STATE of Nebraska, Appellee, v. Phillip J. MAESTAS, Appellee, Tori Maestas, Appellant.
Tori Maestas, mother of defendant Phillip J. Maestas, filed a motion in the district court for Cheyenne County, under this case caption, for the return of property seized from her residence in connection with a case involving first degree murder charges against Phillip. Phillip ultimately pled guilty to second degree murder in that case, and his time for a direct appeal has passed. Tori appeals the district court's partial denial of her motion.
FACTUAL AND PROCEDURAL BACKGROUND
After Phillip was convicted of second degree murder, Tori filed a motion for the return of seized property in the district court for Cheyenne County. Tori requested that the following property be returned to her: a Ruger “model 10/22” carbine, .22-caliber, serial number 115-54588 (gun No. 1); a Ruger “model 10/22” carbine, .22-caliber, serial number 236-23575 (gun No. 2); four boxes of Winchester “expert” .22-caliber hollow point long rifle ammunition; one brick of .22-caliber “thunderbolt” long rifle ammunition (minus 1 box); one brick of “Dynamit Nobel” .22-caliber long rifle cartridges; one box of 50 rounds of “federal lightning” .22-caliber long rifle ammunition; and one .22-caliber firearm stock with barrel.
The district court heard the motion on May 8, 2001, and Paul Schaub, the Cheyenne County Attorney, represented the State. Investigator John Jenson's affidavit was placed into evidence, and in it, he averred that only the two guns were still needed as evidence. The affidavit noted that the FBI positively identified Phillip's fingerprint on gun No. 1 and that Phillip's codefendant identified gun No. 2 as the murder weapon. This latter gun, according to Jenson's affidavit, “has features that make it almost identical with the ․ murder weapon.”
Schaub argued that the guns should not be released because Phillip could still request postconviction relief, which could conceivably result in a trial. As to gun No. 1, Schaub argued that “if [Phillip] testifies that he's never handled a weapon before, we can at least bring this up as a rebuttal, there's the weapon, there's the fingerprint.” Schaub argued that the State should retain gun No. 2 in case the State needs to show a jury why the codefendant might have misidentified the murder weapon (because gun No. 1, the murder weapon, and gun No. 2 are nearly identical).

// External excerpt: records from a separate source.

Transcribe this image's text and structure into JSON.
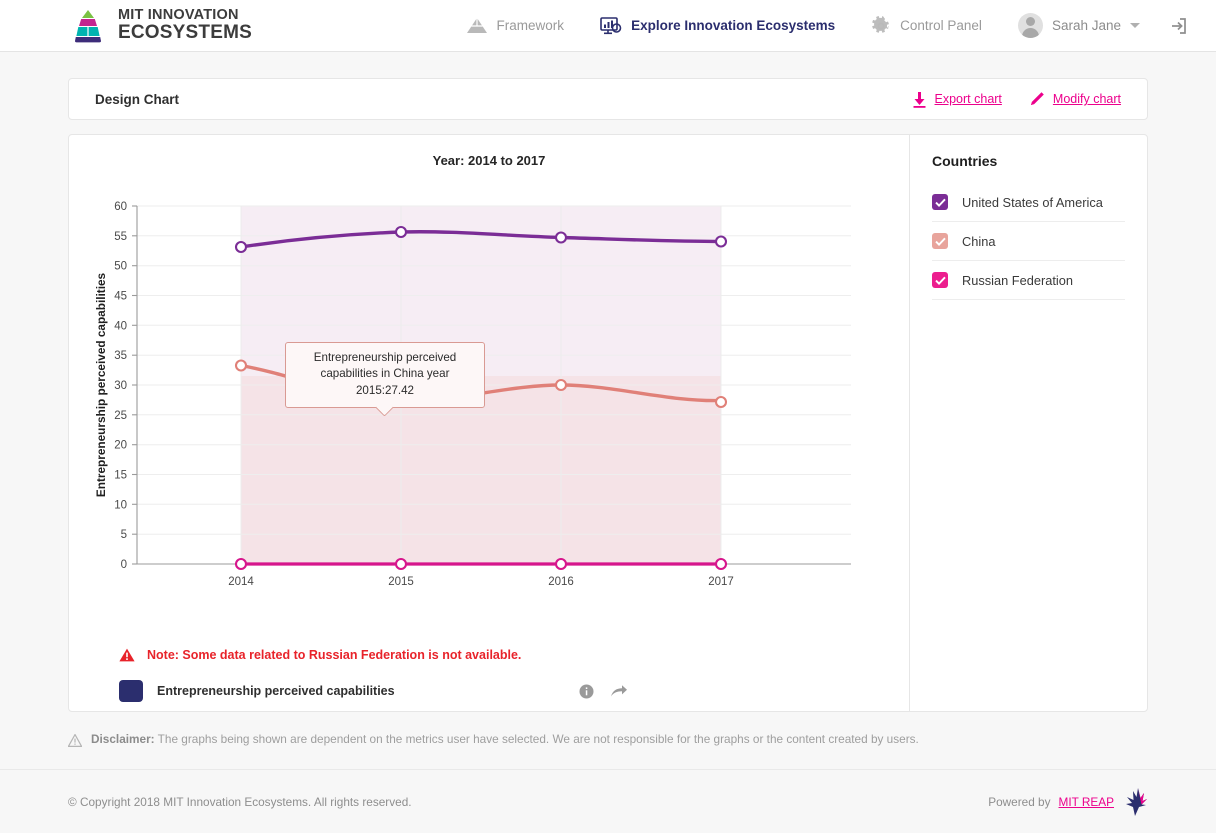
{
  "header": {
    "brand_line1": "MIT INNOVATION",
    "brand_line2": "ECOSYSTEMS",
    "nav": [
      {
        "label": "Framework",
        "icon": "pyramid-icon",
        "active": false
      },
      {
        "label": "Explore Innovation Ecosystems",
        "icon": "chart-monitor-icon",
        "active": true
      },
      {
        "label": "Control Panel",
        "icon": "gear-icon",
        "active": false
      }
    ],
    "user_name": "Sarah Jane",
    "logout_icon": "logout-icon"
  },
  "card": {
    "title": "Design Chart",
    "export_label": "Export chart",
    "modify_label": "Modify chart",
    "export_icon": "download-icon",
    "modify_icon": "pencil-icon"
  },
  "side": {
    "title": "Countries",
    "countries": [
      {
        "label": "United States of America",
        "checked": true,
        "color": "#7B2D96"
      },
      {
        "label": "China",
        "checked": true,
        "color": "#E8A49C"
      },
      {
        "label": "Russian Federation",
        "checked": true,
        "color": "#EC1E8E"
      }
    ]
  },
  "note": {
    "icon": "warning-triangle-icon",
    "text": "Note: Some data related to Russian Federation is not available."
  },
  "metric": {
    "swatch_color": "#2b2e6e",
    "label": "Entrepreneurship perceived capabilities",
    "info_icon": "info-icon",
    "share_icon": "share-arrow-icon"
  },
  "tooltip": {
    "line1": "Entrepreneurship perceived",
    "line2": "capabilities in China year",
    "line3": "2015:27.42"
  },
  "disclaimer": {
    "icon": "warning-triangle-icon",
    "bold": "Disclaimer:",
    "text": " The graphs being shown are dependent on the metrics user have selected. We are not responsible for the graphs or the content created by users."
  },
  "footer": {
    "copyright": "© Copyright 2018 MIT Innovation Ecosystems. All rights reserved.",
    "powered_prefix": "Powered by",
    "powered_link": "MIT REAP"
  },
  "chart_data": {
    "type": "line",
    "title": "Year: 2014 to 2017",
    "xlabel": "",
    "ylabel": "Entrepreneurship perceived capabilities",
    "categories": [
      "2014",
      "2015",
      "2016",
      "2017"
    ],
    "ylim": [
      0,
      60
    ],
    "yticks": [
      0,
      5,
      10,
      15,
      20,
      25,
      30,
      35,
      40,
      45,
      50,
      55,
      60
    ],
    "grid": true,
    "legend_position": "right-panel",
    "series": [
      {
        "name": "United States of America",
        "color": "#7B2D96",
        "values": [
          53.4,
          55.7,
          55.1,
          54.5
        ]
      },
      {
        "name": "China",
        "color": "#E08078",
        "values": [
          33.3,
          27.42,
          30.0,
          27.4
        ]
      },
      {
        "name": "Russian Federation",
        "color": "#D6168C",
        "values": [
          0,
          0,
          0,
          0
        ]
      }
    ],
    "annotation": "Entrepreneurship perceived capabilities in China year 2015:27.42"
  }
}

The district court released all of the property listed in Tori's motion except for the two guns. The court did not explain its reasons for denying their return. Tori, the guns' owner, appeals, arguing that “[t]he remote possibility of a [postconviction] filing ․ sometime in the future is just not enough to retain the property not used in the commission of a crime.” Brief for appellant at 4.

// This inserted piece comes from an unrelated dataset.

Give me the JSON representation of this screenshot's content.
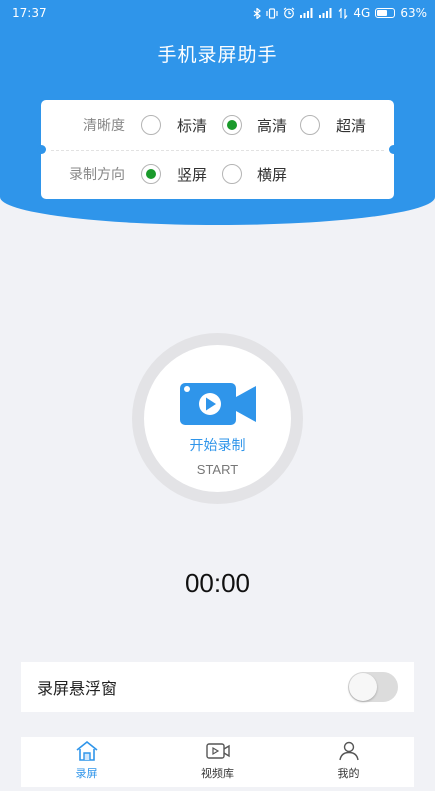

Nothing in the record suggests that the State challenged Tori's right to file this motion in Phillip's criminal case for the return of her property. However, on appeal, the State argues, “The motion by Tori Maestas is improper because she is not the true Appellant in this criminal matter. She is not the defendant, she is the defendant's mother․ She can not [sic] file an appeal for [Phillip] or in [Phillip's] name.” Brief for appellee at 3-4. In making this argument, the State relies on Neb.Rev.Stat. § 29-824 (Cum.Supp.2000), which states in part that “[u]pon conviction after trial the defendant may on appeal challenge the correctness of the order by the judge.” The State argues that because Tori was not the defendant at trial, this statute does not give her the right to appeal. But, Tori is not appealing Phillip's conviction and sentence. She is appealing from the ruling made upon her motion to the district court for the return of her property. The Court of Appeals may review a final order affecting a substantial right made on summary application in an action after a judgment is rendered. See, Neb.Rev.Stat. § 25-1902 (Reissue 1995); Nebraska Nutrients v. Shepherd, 261 Neb. 723, 626 N.W.2d 472 (2001).
Property seized in enforcing a criminal law is in custody of the court, referenced as in custodia legis, and the proper procedure for the return of property taken is to apply to the court for its return, especially if the property has been offered in evidence. State v. Allen, 159 Neb. 314, 66 N.W.2d 830 (1954). Tori, as the owner, is the person with standing to make such application concerning the two pieces of property at issue herein. As an aspect of jurisdiction and justiciability, standing requires that a litigant have such a personal stake in the outcome of a controversy as to warrant invocation of a court's jurisdiction and justify the exercise of the court's remedial powers on the litigant's behalf. Ritchhart v. Daub, 256 Neb. 801, 594 N.W.2d 288 (1999). Tori has a personal stake in what happens to her property. Thus, we find that Tori properly applied to the district court for the return of her property. That being true, she has a right to appellate review of the lower court's ruling. Thus, we turn to the merits.
Neb.Rev.Stat. § 29-818 (Reissue 1995) states as follows:
Property seized under a search warrant or validly seized without a warrant shall be safely kept by the officer seizing the same unless otherwise directed by the judge or magistrate, and shall be so kept so long as necessary for the purpose of being produced as evidence on any trial. Property seized may not be taken from the officer having it in custody by replevin or other writ so long as it is or may be required as evidence in any trial, nor may it be so taken in any event where a complaint has been filed in connection with which the property was or may be used as evidence, and the court in which such complaint was filed shall have exclusive jurisdiction for disposition of the property or funds and to determine rights therein, including questions respecting the title, possession, control, and disposition thereof.
According to § 29-818, a court in custodia legis is not required to return lawfully seized property to the owner upon application when, as here, the State has shown that the property may be needed as evidence in the future. See § 29-818. The standard for determining whether there is such future need, i.e., whether “it is or may be required as evidence,” is clearly within the trial court's discretion.
While a trial because of a postconviction proceeding is typically a very unlikely occurrence, particularly after a plea bargain reducing a first degree murder charge to one of second degree murder, we cannot say its likelihood is so remote that the statutory standard requires that the guns be returned to Tori. We find no abuse of discretion by the district court, which we find to be the applicable standard of our review under § 29-818, and we affirm its ruling.